Sang Prabu Wisrawana setelah mendengar berita tentang ayahnya Begawan Wisrawa mengawini Dewi Sukesi maka ia menjadi marah dan membawa Balatentaranya menyerang kerajaan Ngalengka untuk menghukum ayahnya sendiri. Maka terjadilah perang antara Begawan Wisrawa melawan anaknya sendiri yaitu Prabu Wisrawana. Prabu Wisrawana mengeluarkan segala kadigdayaannya, namun selalu kalah terhadap ayahnya. Oleh karena itu, Sang Prabu Wisrawana berniat untuk membunuh ayahnya dengan mengeluarkan senjata andalannya yaitu Kunta Baswara.
Begawan Wisrawa setelah melihat anaknya Prabu Wisrawa memegang jemparing Kunta Baswara, maka ia siap akan mati dan berserah diri kepada Dewa.

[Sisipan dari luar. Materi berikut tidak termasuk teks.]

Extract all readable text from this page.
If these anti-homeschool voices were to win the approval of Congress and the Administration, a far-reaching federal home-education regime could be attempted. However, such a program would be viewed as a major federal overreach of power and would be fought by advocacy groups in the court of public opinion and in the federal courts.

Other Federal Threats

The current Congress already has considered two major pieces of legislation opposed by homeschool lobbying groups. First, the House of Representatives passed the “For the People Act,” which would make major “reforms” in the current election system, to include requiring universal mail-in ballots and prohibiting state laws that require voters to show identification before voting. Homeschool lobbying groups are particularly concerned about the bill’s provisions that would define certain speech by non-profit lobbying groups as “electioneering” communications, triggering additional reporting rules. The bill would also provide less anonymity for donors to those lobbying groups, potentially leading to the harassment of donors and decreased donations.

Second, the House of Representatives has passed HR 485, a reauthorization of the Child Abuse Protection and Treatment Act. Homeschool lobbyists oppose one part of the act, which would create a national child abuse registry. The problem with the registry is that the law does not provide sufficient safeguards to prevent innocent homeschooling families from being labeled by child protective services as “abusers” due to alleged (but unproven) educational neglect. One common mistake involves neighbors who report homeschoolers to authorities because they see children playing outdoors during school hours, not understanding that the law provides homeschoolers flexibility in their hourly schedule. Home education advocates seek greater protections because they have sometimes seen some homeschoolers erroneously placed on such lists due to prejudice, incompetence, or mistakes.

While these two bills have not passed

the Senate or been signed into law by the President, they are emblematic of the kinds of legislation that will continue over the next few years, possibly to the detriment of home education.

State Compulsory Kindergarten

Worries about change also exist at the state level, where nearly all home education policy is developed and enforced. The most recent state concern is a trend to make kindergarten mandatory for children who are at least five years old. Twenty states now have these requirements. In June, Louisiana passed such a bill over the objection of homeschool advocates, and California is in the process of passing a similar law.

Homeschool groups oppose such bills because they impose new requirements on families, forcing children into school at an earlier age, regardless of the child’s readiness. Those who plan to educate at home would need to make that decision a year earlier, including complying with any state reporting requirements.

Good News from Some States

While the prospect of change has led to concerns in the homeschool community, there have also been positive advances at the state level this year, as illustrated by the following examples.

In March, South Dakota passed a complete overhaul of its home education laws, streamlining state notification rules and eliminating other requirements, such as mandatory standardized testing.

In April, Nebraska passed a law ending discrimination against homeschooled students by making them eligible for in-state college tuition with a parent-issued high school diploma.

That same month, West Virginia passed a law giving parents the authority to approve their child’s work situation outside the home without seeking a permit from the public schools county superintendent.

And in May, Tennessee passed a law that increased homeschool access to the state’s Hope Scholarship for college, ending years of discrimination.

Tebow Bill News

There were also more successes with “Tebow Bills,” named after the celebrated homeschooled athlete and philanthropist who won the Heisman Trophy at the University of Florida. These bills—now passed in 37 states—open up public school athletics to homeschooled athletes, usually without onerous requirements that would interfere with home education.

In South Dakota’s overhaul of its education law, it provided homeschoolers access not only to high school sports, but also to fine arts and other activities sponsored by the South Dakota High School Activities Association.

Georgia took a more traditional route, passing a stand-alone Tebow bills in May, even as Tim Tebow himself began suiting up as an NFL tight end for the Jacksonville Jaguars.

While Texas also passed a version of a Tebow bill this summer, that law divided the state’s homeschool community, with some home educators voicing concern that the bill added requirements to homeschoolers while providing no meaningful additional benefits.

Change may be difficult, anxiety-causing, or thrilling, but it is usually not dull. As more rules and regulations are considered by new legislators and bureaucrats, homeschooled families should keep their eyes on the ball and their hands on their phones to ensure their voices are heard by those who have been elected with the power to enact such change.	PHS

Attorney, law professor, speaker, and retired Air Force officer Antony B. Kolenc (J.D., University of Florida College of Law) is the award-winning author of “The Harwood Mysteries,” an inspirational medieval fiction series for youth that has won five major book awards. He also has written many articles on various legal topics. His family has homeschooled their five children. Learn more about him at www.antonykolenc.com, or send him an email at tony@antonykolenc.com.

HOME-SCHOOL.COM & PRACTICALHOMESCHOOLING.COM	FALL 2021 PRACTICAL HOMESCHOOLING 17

Kejadian itu ketahuan oleh Batara Narada, maka peperangan dihentikan, dengan bersabda, “Kaki Prabu Danaraja, seyogyanya Kaki Prabu mundur, perbesar Tapa Brata dan Samadi, mintalah maaf kepada sudarmamu”. Prabu Wisrawana lalu turun dari Kereta Pusaka dan menyembah serta minta maaf kepada Begawan Wisrawa. Kemudian Prabu Wisrawana ditabiskan oleh Dewa dan diangkat menjadi Dewa bernama Batara Wisrawana atau Batara Kuwera yaitu dewanya kekayaan atau Rajabrana.
Inti ajaran moral yang dikemas dalam ceritera wayang Begawan Wisrawa tersebut adalah:
1.Silsilah Ngalengka adalah keturunan dari Batara Daksa yang menurunkan Darah Raksasa (atau Nafsu Angkara). Dewi Sukesi sebagai wadah lahirnya Sifat Angkara (berputra Dasamuka, Kumbakarna, Sarpakenaka, dan Wibisana), dengan gambaran sebagai berikut:
a.Dasamuka menggambarkan manusia yang murni angkara atau sifat membunuh yang keji.
b.Kumbakarna menggambarkan manusia yang menakutkan karena kekejamannya tetapi tidak membunuh, menyiksa.
c.Sarpakenaka menggambarkan manusia yang menyakitkan, memfitnah.
d.Wibisana = sadar bahwa sifat angkara adalah sesat.
2.Resi Wisrawa melambangkan adanya sifat Suci yang masih duniawi, akibatnya apabila kurang hati-hati akan membuahkan sifat:
a. Negatif = Sifat suci apabila dicampur dengan perilaku duniawi, dicampur dengan perbuatan yang mengarah ke rasa puas atau rasa nikmat duniawi, niscaya akan terperosok ke perbuatan nalisir ing beberer.
b. Positif =Kehidupan duniawi dapat menunjang tujuan suci apabila
kehidupan manusia disertai dengan perilaku “eling” yang diwujudkan perilaku yang berasaskan “kewajiban dan tanggung jawab” dan moral “disiplin”.Sebagaimana digambarkan prabu Wisrawana dalam akhir hidupnya menjadi “Dewa Kuwera”, sesudah ia lulus dan berbakti kepada orang tuanya.